Identifying Common Genetic Etiologies Between Inflammatory Bowel Disease and Related Immune-Mediated Diseases

Background: Patients with inflammatory bowel disease (IBD) have an increased risk of developing immune-mediated diseases. However, the genetic basis of IBD is complex, and an integrated approach should be used to elucidate the complex genetic relationship between IBD and immune-mediated diseases. Methods: The genetic relationship between IBD and 16 immune-mediated diseases was examined using linkage disequilibrium score regression. GWAS data were synthesized from two IBD databases using the METAL, and multi-trait analysis of genome-wide association studies was performed to enhance statistical robustness and identify novel genetic associations. Independent risk loci were meticulously examined using conditional and joint genome-wide multi-trait analysis, multi-marker analysis of genomic annotation, and functional mapping and annotation of significant genetic loci, integrating the information of quantitative trait loci and different methodologies to identify risk-related genes and proteins. Results: The results revealed four immune-mediated diseases (AS, psoriasis, iridocyclitis, and PsA) with a significant relationship with IBD. The multi-trait analysis revealed 909 gene loci of statistical significance. Of these loci, 28 genetic variants were closely related to IBD, and 7 single-nucleotide polymorphisms represented novel independent risk loci. In addition, 14 genes and 514 proteins were found to be associated with susceptibility to immune-mediated diseases.

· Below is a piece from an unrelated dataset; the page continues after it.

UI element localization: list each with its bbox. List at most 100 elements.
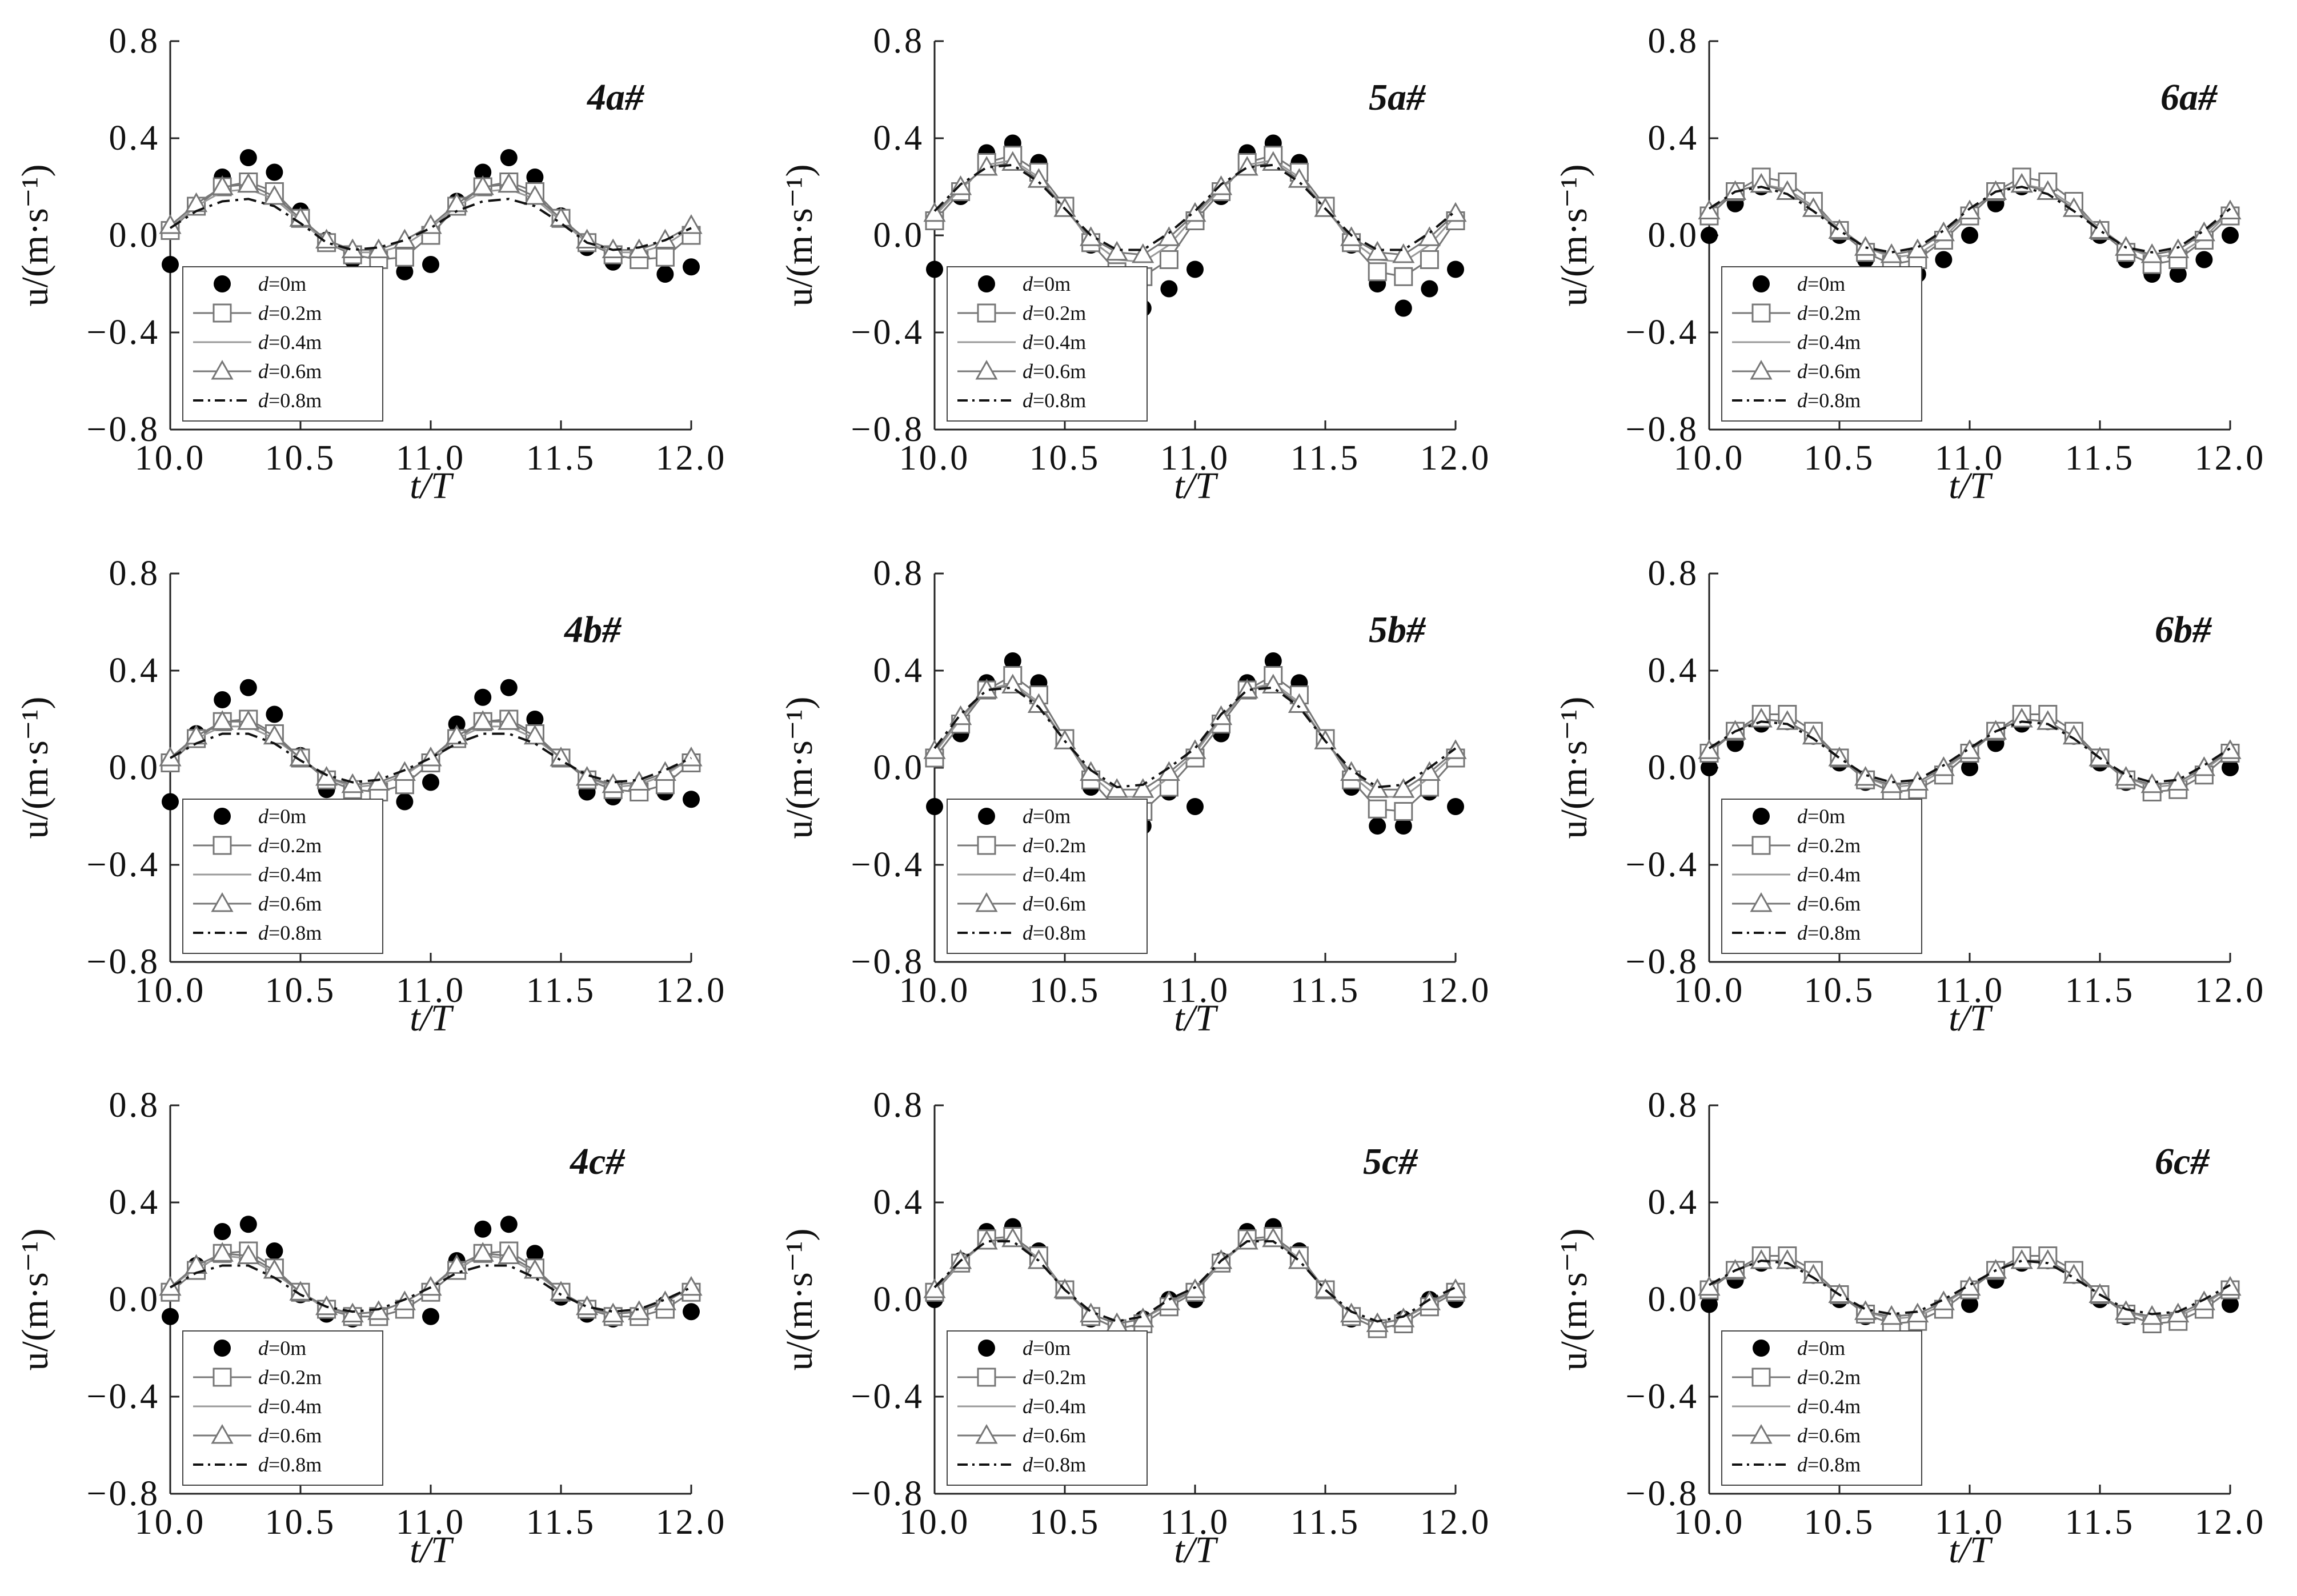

Notably, IL1RL1 emerged as a key player, present within pleiotropic genes across multiple protein databases, highlighting its potential as a therapeutic target. Conclusions: This study suggests that the common polygenic determinants between IBD and immune-mediated diseases are widely distributed across the genome. The findings not only support a shared genetic relationship between IBD and immune-mediated diseases but also provide novel therapeutic targets for these diseases.